Hi. I was diagnosed with severe depression about 3 years ago, but I still have not moved passed it. This year has been a really bad year, like unlucky or something, so much bad stuff has happened to me and my father, who I think is depressed and has anxiety disorders. The thing is, a couple of months ago, I was sexually abused by my father and the way I dealt with it was by not thinking about it at all. I've been on Cymbalta for about 3 months, but I still get depressed and really sometimes think life is not worth living. So I went to the school counselor and she said I had to go to counseling, with my father, and that I should report this incident to the police. But I love my father, it's weird, during the summer I went to Vegas alone, and I missed him, even after what happened. IHe's the only one that's been there for me in the past because my mothers rejects me. I'm supposed to go to counseling next week, but I don't know whether to bring the topic about being sexually abused or not because I don't want them to report the incident. I don't know if they have the obligation to, even though I'm no longer a minor. It would make me feel a lot worse if the incident weren't reported; I don't understand why this happened, my father is a good person, and after I left from the school counselor, I felt a lot worse. So I really don't know what to do....This just sort of eats away at me, not knowing what to do. I would be okay to talk about the sexual abuse during counseling if I knew that there would be no repercussions for my father.
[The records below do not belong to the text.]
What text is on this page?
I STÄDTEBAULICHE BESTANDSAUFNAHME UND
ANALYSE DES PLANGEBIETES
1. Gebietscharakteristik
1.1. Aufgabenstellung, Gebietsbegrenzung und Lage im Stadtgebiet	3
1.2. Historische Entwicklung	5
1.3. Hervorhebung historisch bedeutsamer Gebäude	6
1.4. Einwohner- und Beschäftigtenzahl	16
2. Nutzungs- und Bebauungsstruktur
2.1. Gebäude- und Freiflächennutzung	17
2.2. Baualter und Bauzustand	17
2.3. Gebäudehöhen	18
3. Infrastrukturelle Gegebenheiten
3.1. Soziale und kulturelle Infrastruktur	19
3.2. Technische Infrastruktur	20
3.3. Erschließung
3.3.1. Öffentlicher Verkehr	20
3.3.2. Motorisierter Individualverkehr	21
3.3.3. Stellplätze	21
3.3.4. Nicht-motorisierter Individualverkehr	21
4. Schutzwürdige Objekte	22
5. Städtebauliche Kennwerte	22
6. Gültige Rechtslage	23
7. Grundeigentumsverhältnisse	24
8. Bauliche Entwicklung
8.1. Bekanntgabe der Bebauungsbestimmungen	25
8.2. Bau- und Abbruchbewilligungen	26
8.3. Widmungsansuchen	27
If you are no longer a minor they have no obligation to report it. I talk about the sexual abuse by my father in therapy all the time. In fact, I COULDN'T do anything about it legally, even if I wanted to, because the statute of limitations has run out. I am only 24. Each state differs on how long, but you only have a certain amount of time after your 18th birthday to report child sexual abuse. So you really have no worries there at all. You really should see a therapist to discuss all of this. Especially all of your feelings about it.
It is perfectly normal to love your dad even though he abused you. He's still your dad. You can love him, without loving what he did to you. I actually struggled a lot with that at first.
Hun I take it this was not the first time he has (RAPED) you, sorry to use that word yet thats what it is called.
Do you have a best friend? Would it be possible to move in with a friend and her family cause hate to tell you this isn't going to stop, sooner or later you going to get pregnant with your fathers baby and from experence he is going to do the same thing to your child or one of your friends.
Believe me I know hun that it is hard to turn in your father yet when I turned in my own dad and he went to jail when he got out he was overjoyed that I did cause he said he would have not have stopped if he didn't get help. btw when i did it i was only 14.